Trudeau told the heads of the five largest supermarket chains, including American stores Walmart and Costco, that they are to blame for high food prices.
“If their plan doesn’t provide real relief for the middle class and people working hard to join it, then we will take further action, and we are not ruling anything out including tax measures,” Trudeau said during meeting in London, Ontario, on Thursday.
“Large grocery chains are making record profits,” he said. “Those profits should not be made on the backs of people who are struggling to feed their families.”
The retailers have pushed back. While grocery prices have risen 8.5% in one year, retailers say the reason is higher costs from producers, suppliers, and transportation, as well as the war in Ukraine. Grocery stores typically work with extremely small profit margins of between 1 and 3%. They can stay in business only due to volume of sales.
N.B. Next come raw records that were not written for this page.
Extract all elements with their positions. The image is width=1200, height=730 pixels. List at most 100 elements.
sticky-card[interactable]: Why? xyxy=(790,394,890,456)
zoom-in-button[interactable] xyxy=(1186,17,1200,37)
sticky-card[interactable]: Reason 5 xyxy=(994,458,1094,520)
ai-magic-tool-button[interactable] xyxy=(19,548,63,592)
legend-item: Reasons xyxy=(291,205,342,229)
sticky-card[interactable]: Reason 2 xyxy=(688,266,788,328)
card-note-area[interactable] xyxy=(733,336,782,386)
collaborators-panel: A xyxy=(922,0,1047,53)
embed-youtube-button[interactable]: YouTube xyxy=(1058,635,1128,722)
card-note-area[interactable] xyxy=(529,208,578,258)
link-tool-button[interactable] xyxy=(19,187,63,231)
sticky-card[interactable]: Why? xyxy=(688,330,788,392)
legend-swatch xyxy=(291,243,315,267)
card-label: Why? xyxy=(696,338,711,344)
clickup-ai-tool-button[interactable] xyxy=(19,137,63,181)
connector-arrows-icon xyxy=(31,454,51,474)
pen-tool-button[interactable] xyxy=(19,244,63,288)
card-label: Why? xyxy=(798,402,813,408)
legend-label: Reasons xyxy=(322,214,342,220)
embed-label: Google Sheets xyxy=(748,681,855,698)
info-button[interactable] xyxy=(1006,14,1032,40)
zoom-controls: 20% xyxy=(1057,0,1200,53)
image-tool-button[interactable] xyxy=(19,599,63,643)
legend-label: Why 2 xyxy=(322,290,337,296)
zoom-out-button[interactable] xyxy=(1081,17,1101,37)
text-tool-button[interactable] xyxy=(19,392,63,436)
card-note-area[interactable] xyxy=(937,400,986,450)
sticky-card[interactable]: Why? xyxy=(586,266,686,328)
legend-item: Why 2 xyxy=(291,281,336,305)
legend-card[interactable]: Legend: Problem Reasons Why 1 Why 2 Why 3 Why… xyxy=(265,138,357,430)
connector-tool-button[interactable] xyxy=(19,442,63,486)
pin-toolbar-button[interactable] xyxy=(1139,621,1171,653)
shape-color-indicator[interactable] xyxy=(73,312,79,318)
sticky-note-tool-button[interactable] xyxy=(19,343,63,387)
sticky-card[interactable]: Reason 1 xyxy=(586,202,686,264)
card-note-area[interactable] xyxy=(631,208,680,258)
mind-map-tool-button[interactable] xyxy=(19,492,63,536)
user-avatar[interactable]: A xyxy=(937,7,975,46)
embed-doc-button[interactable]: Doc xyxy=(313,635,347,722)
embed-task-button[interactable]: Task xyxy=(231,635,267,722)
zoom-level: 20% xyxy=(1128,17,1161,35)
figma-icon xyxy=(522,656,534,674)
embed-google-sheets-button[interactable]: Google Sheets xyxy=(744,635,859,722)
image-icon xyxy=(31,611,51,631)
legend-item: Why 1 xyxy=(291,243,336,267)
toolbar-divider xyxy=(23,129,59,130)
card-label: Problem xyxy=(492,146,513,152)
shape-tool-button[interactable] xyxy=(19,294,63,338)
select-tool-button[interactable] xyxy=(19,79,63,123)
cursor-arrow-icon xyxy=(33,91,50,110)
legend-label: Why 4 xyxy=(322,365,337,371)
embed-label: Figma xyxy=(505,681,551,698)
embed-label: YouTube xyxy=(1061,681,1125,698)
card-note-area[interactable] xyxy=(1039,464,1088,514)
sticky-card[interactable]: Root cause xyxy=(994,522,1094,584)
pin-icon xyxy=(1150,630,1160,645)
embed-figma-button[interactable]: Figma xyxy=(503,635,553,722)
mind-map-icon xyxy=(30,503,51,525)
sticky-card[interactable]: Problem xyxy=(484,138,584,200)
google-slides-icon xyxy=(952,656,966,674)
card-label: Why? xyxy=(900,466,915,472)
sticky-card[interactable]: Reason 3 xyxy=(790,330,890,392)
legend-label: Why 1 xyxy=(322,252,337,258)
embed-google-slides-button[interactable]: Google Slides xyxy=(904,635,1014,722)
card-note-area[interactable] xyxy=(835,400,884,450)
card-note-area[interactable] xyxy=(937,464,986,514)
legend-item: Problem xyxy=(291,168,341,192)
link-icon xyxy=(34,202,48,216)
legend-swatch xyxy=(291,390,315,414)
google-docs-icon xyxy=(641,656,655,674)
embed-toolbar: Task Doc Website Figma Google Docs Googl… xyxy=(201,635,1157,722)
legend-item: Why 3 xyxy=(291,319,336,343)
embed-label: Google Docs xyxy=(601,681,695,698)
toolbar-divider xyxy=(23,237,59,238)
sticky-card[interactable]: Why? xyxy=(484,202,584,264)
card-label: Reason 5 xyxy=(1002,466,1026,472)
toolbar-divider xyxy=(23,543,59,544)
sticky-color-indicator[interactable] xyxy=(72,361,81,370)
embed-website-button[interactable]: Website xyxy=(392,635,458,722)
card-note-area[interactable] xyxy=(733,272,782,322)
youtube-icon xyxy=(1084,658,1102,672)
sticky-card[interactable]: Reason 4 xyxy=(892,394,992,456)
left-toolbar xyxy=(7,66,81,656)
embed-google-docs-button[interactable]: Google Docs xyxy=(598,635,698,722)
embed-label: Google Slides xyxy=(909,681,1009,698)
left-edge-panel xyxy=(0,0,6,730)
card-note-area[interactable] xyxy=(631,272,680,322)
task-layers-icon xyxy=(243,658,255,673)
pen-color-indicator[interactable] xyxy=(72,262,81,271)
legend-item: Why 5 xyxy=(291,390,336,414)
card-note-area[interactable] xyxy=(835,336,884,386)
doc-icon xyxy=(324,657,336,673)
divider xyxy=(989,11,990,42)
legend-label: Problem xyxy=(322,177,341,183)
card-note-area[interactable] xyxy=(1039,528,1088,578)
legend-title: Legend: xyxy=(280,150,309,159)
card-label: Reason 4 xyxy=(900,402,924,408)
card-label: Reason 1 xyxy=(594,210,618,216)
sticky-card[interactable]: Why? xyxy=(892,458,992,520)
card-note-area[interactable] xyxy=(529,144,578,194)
“Rather than casting blame where the experts agree it does not belong, the federal government should look in the mirror,” the Retail Council of Canada said in a statement.“The government could take a number of steps to make food more affordable, including temporarily removing the carbon tax from farmers, food processors and distributors and cancelling government’s planned plastic packaging targets that could increase costs to grocers by $6bn a year.”
In addition to the plastic regulation, in 2021 Trudeau instituted a “carbon tax,” which he said would be capped at $50 a ton, but instead has tripled, driving prices up in Canada. He promised that 90% of the revenue from the carbon tax would be rebated to Canadians, but instead just 76% has been rebated.
Five main Canadian taxes increased in 2023 by hundreds of dollars per year for workers, employers, and consumers. According to the Fraser Institute think tank, Canada’s federal per-person program spending has reached unprecedented levels in recent years, “which puts a heavy burden on Canadian taxpayers who are ultimately responsible for footing the bill either through taxes today, or taxes tomorrow if the government allows debt to accumulate.”